Civil Practice and Trial Procedure
A. TRIAL DATE
The Court will set a date certain for the trial after ruling on dispositive motion, or at the conclusion of any settlement conference in which the parties participate.
Because the court consults with the attorneys before setting a trial date, adjournments are rarely granted. Counsel should not wait until an issue becomes an emergency before seeking the Court’s assistance. Judge Berg is available for status conferences, either telephonically or in person, by arrangement with the case manager.
C. JOINT FINAL PRETRIAL ORDER
The proposed Final Pretrial Order shall strictly comply with the requirements of Local Rule 16.2.
The Final Pretrial Order must be submitted electronically through CM/ECF on or before the date set by the scheduling order.
Counsel is directed to consult and comply with Local Rule 16.2 governing the Joint Final Pretrial Order.
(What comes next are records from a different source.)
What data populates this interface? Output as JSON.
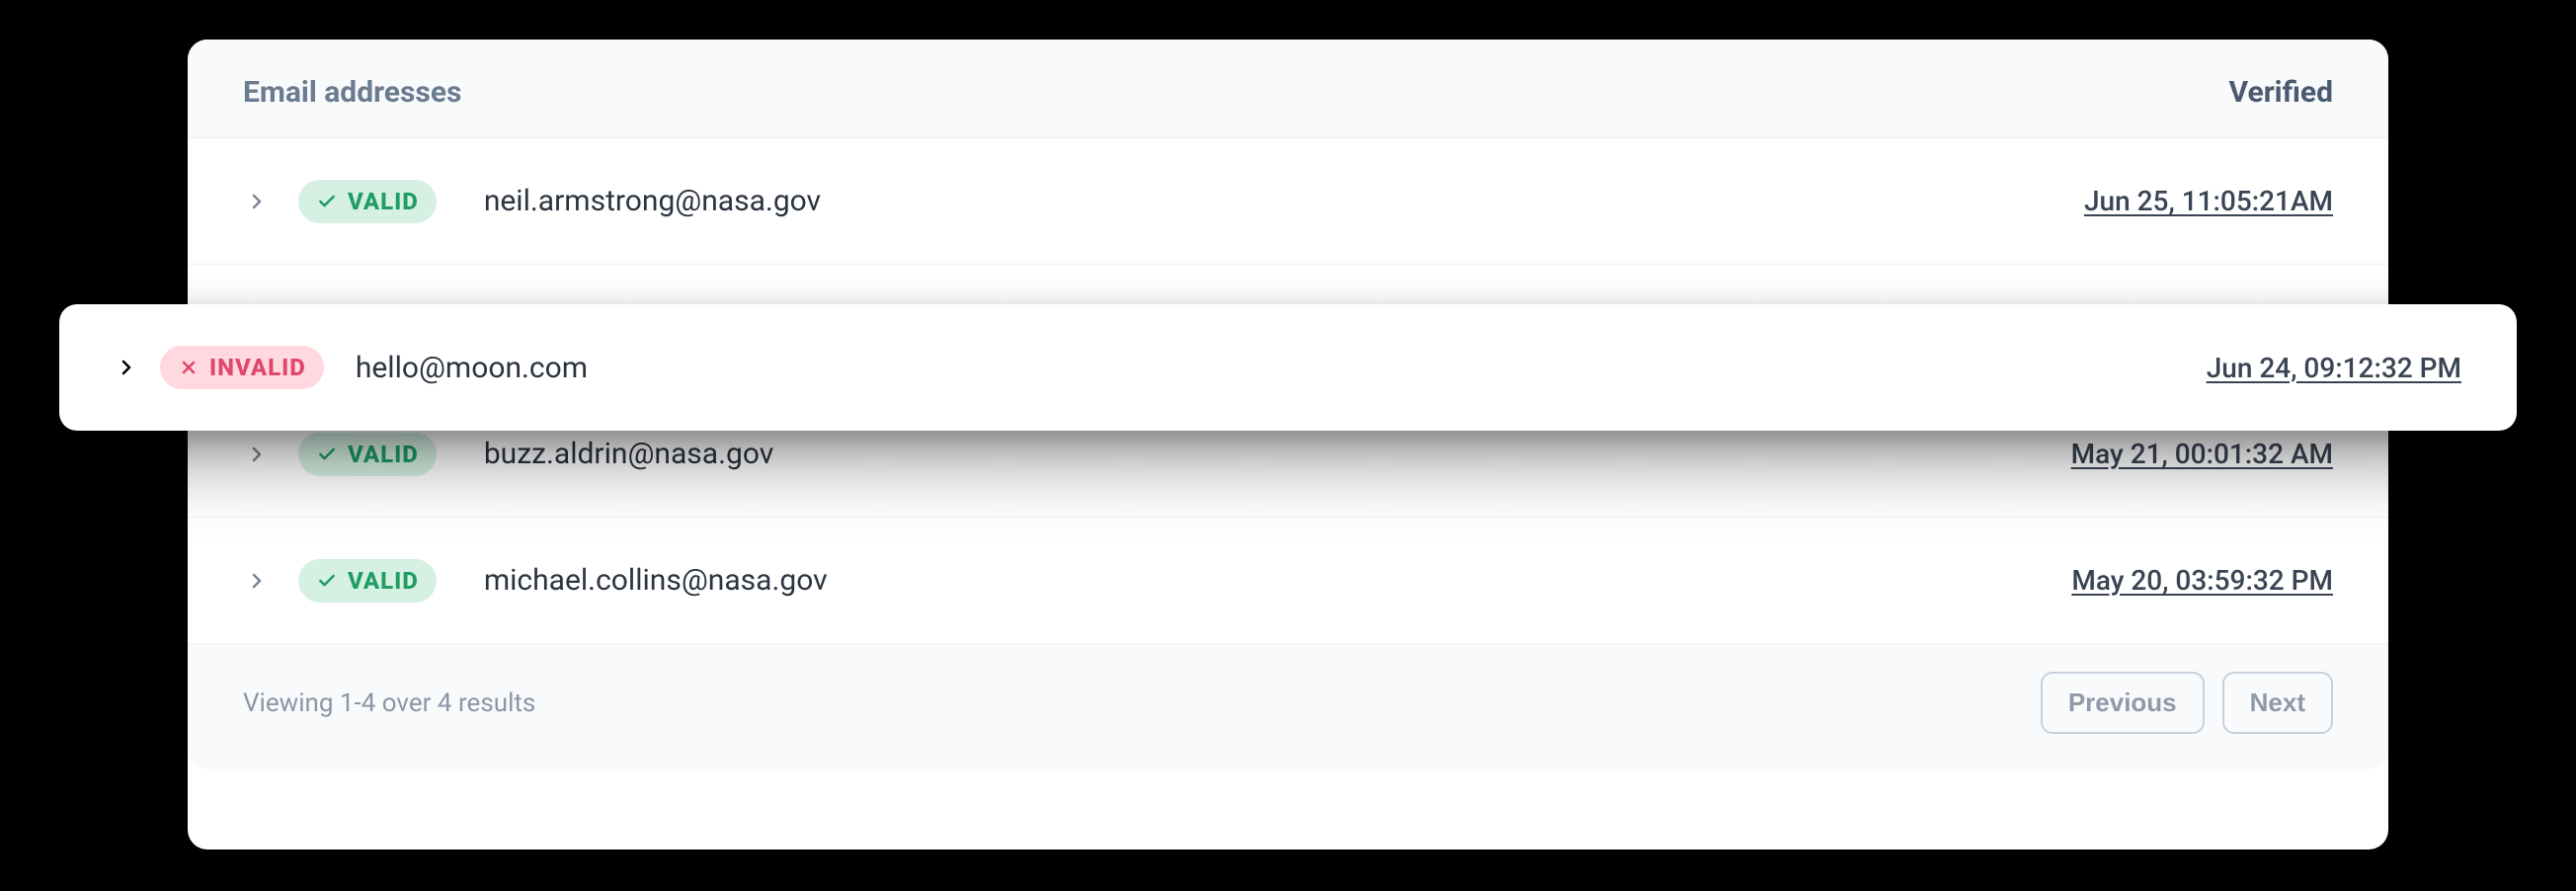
{
  "header": {
    "title": "Email addresses",
    "verified_label": "Verified"
  },
  "badges": {
    "valid": "VALID",
    "invalid": "INVALID"
  },
  "rows": [
    {
      "status": "valid",
      "email": "neil.armstrong@nasa.gov",
      "verified": "Jun 25, 11:05:21AM"
    },
    {
      "status": "invalid",
      "email": "hello@moon.com",
      "verified": "Jun 24, 09:12:32 PM"
    },
    {
      "status": "valid",
      "email": "buzz.aldrin@nasa.gov",
      "verified": "May 21, 00:01:32 AM"
    },
    {
      "status": "valid",
      "email": "michael.collins@nasa.gov",
      "verified": "May 20, 03:59:32 PM"
    }
  ],
  "footer": {
    "summary": "Viewing 1-4 over 4 results",
    "prev": "Previous",
    "next": "Next"
  }
}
Pursuant to Local Rule 16.2(b)(9), any objection based on foundation or authenticity will be deemed waived if not raised before trial.
D. FINAL PRETRIAL CONFERENCE ATTENDANCE
otherwise instructed by the Court, the following individuals shall personally attend the final pretrial conference:
i. Trial counsel for each party;
ii. All parties who are natural persons;
iii. A representative on behalf of any other party who has full settlement authority for the party;
iv. A representative of any insurance carrier that has undertaken the prosecution or defense of the case and has contractually reserved to itself the ability to settle the action.
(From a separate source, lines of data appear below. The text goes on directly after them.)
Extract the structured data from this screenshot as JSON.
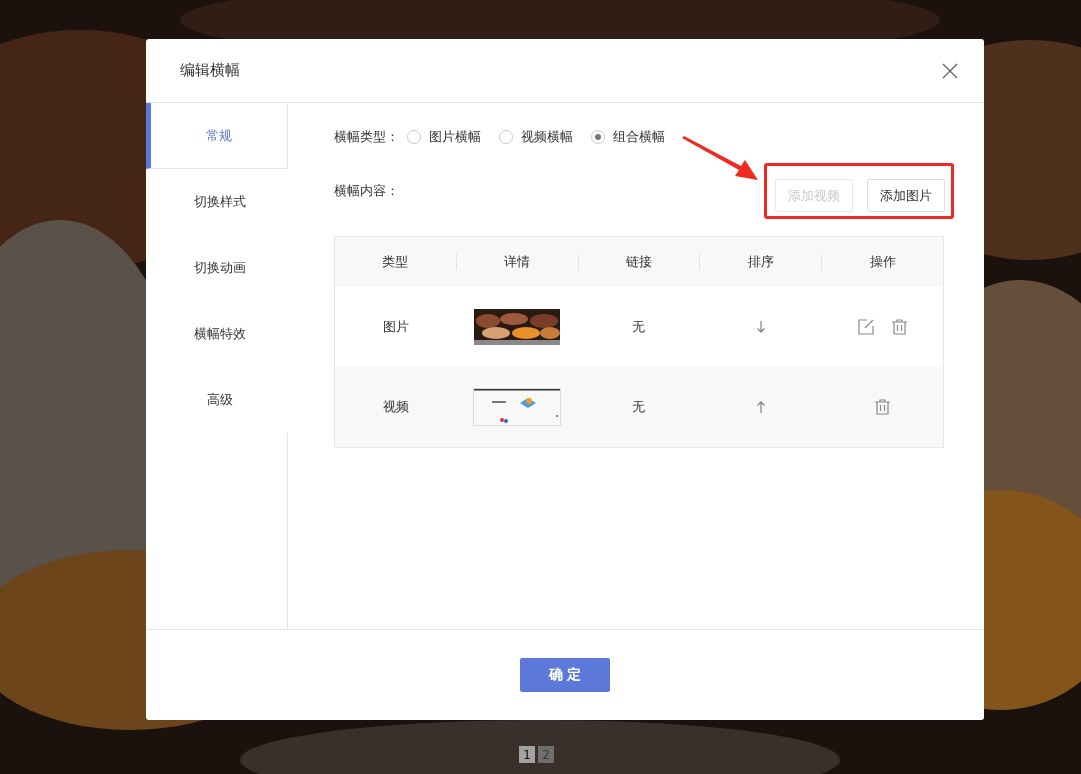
{
  "dialog": {
    "title": "编辑横幅",
    "confirm_button": "确 定"
  },
  "sidebar": {
    "items": [
      {
        "label": "常规",
        "selected": true
      },
      {
        "label": "切换样式",
        "selected": false
      },
      {
        "label": "切换动画",
        "selected": false
      },
      {
        "label": "横幅特效",
        "selected": false
      },
      {
        "label": "高级",
        "selected": false
      }
    ]
  },
  "banner_type": {
    "label": "横幅类型：",
    "options": [
      {
        "label": "图片横幅",
        "selected": false
      },
      {
        "label": "视频横幅",
        "selected": false
      },
      {
        "label": "组合横幅",
        "selected": true
      }
    ]
  },
  "banner_content": {
    "label": "横幅内容：",
    "buttons": [
      {
        "label": "添加视频",
        "disabled": true
      },
      {
        "label": "添加图片",
        "disabled": false
      }
    ]
  },
  "table": {
    "columns": [
      "类型",
      "详情",
      "链接",
      "排序",
      "操作"
    ],
    "rows": [
      {
        "type": "图片",
        "link": "无",
        "sort_down": true,
        "editable": true
      },
      {
        "type": "视频",
        "link": "无",
        "sort_down": false,
        "editable": false
      }
    ]
  },
  "pagination": [
    {
      "label": "1",
      "selected": true
    },
    {
      "label": "2",
      "selected": false
    }
  ]
}
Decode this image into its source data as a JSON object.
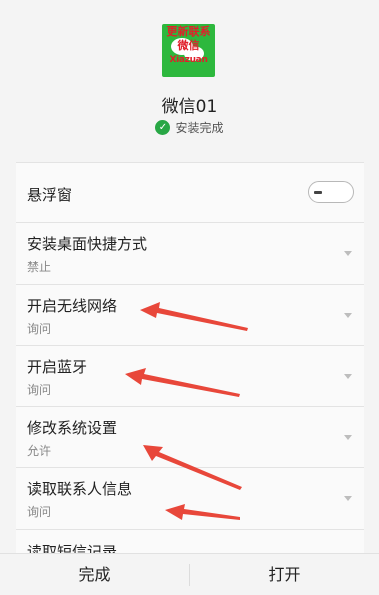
{
  "app": {
    "name": "微信01",
    "status_text": "安装完成",
    "icon_overlay": [
      "更新联系",
      "微信",
      "Xiazuan"
    ]
  },
  "rows": [
    {
      "title": "悬浮窗",
      "control": "toggle",
      "toggle_on": false
    },
    {
      "title": "安装桌面快捷方式",
      "subtitle": "禁止"
    },
    {
      "title": "开启无线网络",
      "subtitle": "询问"
    },
    {
      "title": "开启蓝牙",
      "subtitle": "询问"
    },
    {
      "title": "修改系统设置",
      "subtitle": "允许"
    },
    {
      "title": "读取联系人信息",
      "subtitle": "询问"
    },
    {
      "title": "读取短信记录"
    }
  ],
  "bottom": {
    "done_label": "完成",
    "open_label": "打开"
  },
  "colors": {
    "arrow": "#e8473a",
    "check": "#28a745",
    "icon_green": "#2db83d"
  }
}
Representatives must possess full authority to engage in settlement discussions and to agree upon a full and final settlement. “Personal attendance” by each party is not satisfied by (1) trial counsel professing to have full authority on behalf of the client or (2) a party being available by telephone.
F. JURY INSTRUCTIONS
By the deadline established in the Scheduling Order, the parties must submit to chambers a single set of proposed, stipulated jury instructions via the Proposed Orders function. Counsel are responsible for submitting all instructions related to their specific claims or defenses, and special instructions relating to evidence.
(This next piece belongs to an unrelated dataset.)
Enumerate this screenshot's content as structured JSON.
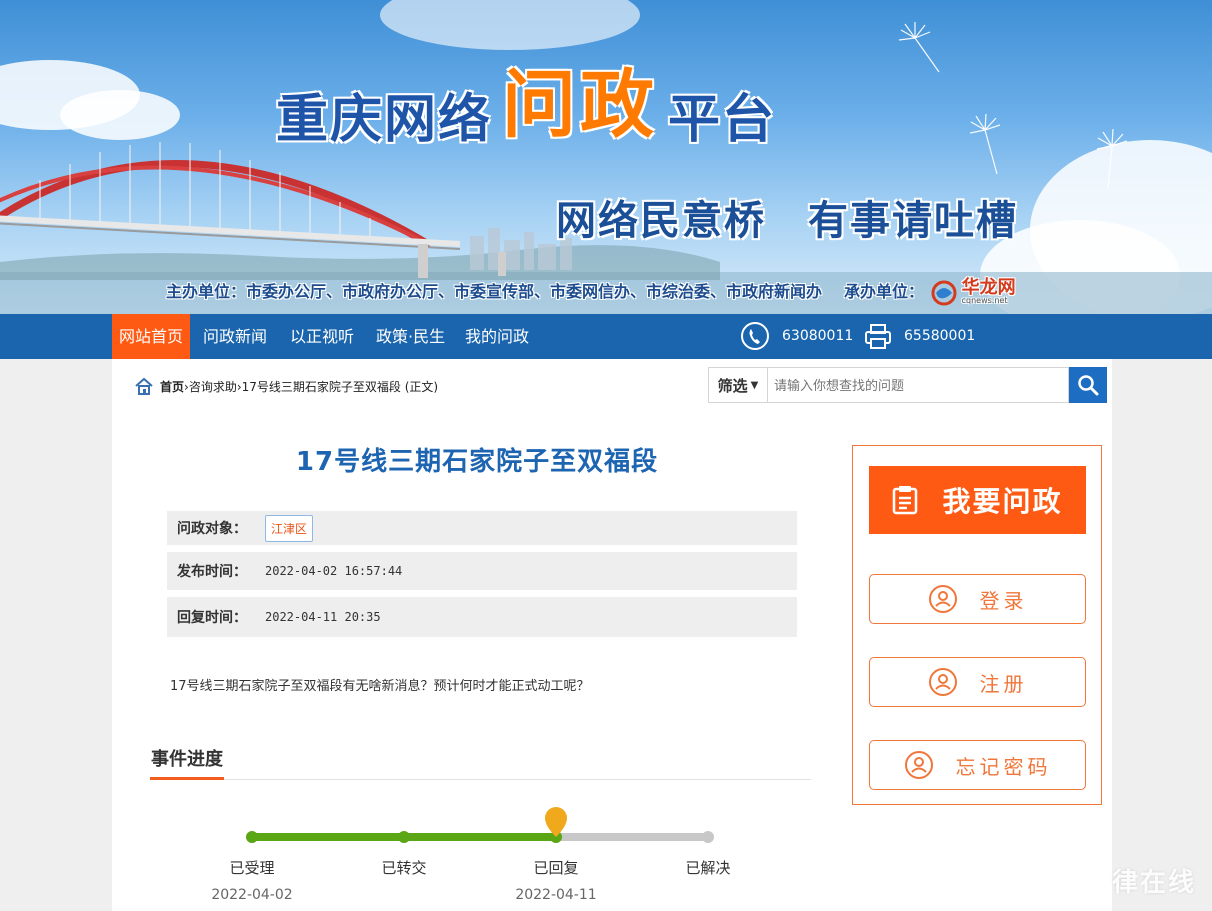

All such instructions are to be submitted in Word format via the Proposed Order function. Each instruction shall be presented on a separate page and contain references to authority (e.g., "Devitt and Blackmar, Section 11.08"). In addition, each party must submit separately to chambers all additional proposed instruction (in the same form) to which any other party objects. The parties must make a concerted, good faith effort to narrow the areas of dispute and to discuss each instruction with a view to reaching an agreement as to an acceptable form. Any disputes regarding proposed jury instructions will be settled at a hearing on the record.
The Court has its own standard introductory and concluding jury instructions, and therefore counsel are directed to concentrate on the elements of the claims, the defense(s), etc. The jury will be charged before final argument.
G. JURY SELECTION
Voir dire will be conducted by the Court using its standard questions. Counsel should submit proposed additional voir dire questions in writing at least three days in advance of the final pretrial conference via the Proposed Orders function, and the Court will add those questions it deems appropriate. The Court will provide parties with the final list of questions before jury selection begins. During jury selection, parties will be permitted to submit additional questions to be asked by the court, as provided by Fed. R. Civ. P. 47(a). Jurors will be excused without disclosing which side excused them.
H. NOTE TAKING & JUROR INVOLVEMENT
Jurors will be permitted to take notes during trial. The Court specifically instructs the jury in advance on this issue. Jurors who choose to take notes will be instructed that such notes are not evidence, but are merely aids to the jurors’ memory of the evidence presented at trial. Jurors will also be allowed to pose questions to witnesses, after attorney examination is completed, by submitting written questions to the Court. The Court will then review the proposed questions at side bar with counsel and, if permissible, will ask the questions of the witness. Attorneys will be allowed the opportunity to ask follow up questions if they desire.
I. PROPER USE OF JURY TIME
Although counsel is expected to raise foreseeable evidentiary issues by motions in limine before trial, if evidentiary problems arise during trial, counsel should raise them before or after the trial day, or during the break, to avoid jury down time while such problems are resolved.
J. VOLUNTARY CONSENT TO PROCEED BEFORE MAGISTRATE JUDGE
In accordance with 28 U.S.C. §636(c) and pursuant to Rule 73(b) of the Federal Rules of Civil Procedure, the parties may consent to have a Magistrate Judge conduct all proceedings in their case, including a bench or jury trial, and order the entry of final judgment.
Magistrate Judges do not conduct trials in felony cases. Accordingly, if the parties consent to the exercise of jurisdiction by the Magistrate Judge, major criminal cases will not interfere with the scheduling of a civil action. Therefore, consenting to have a Magistrate Judge handle a case may mean that the case will be resolved sooner, or that the Magistrate Judge will be able to give the parties a date certain for trial. Furthermore, depending on which Magistrate Judge is assigned to the case, proceedings could be held in the Detroit, Ann Arbor, or Flint courthouses.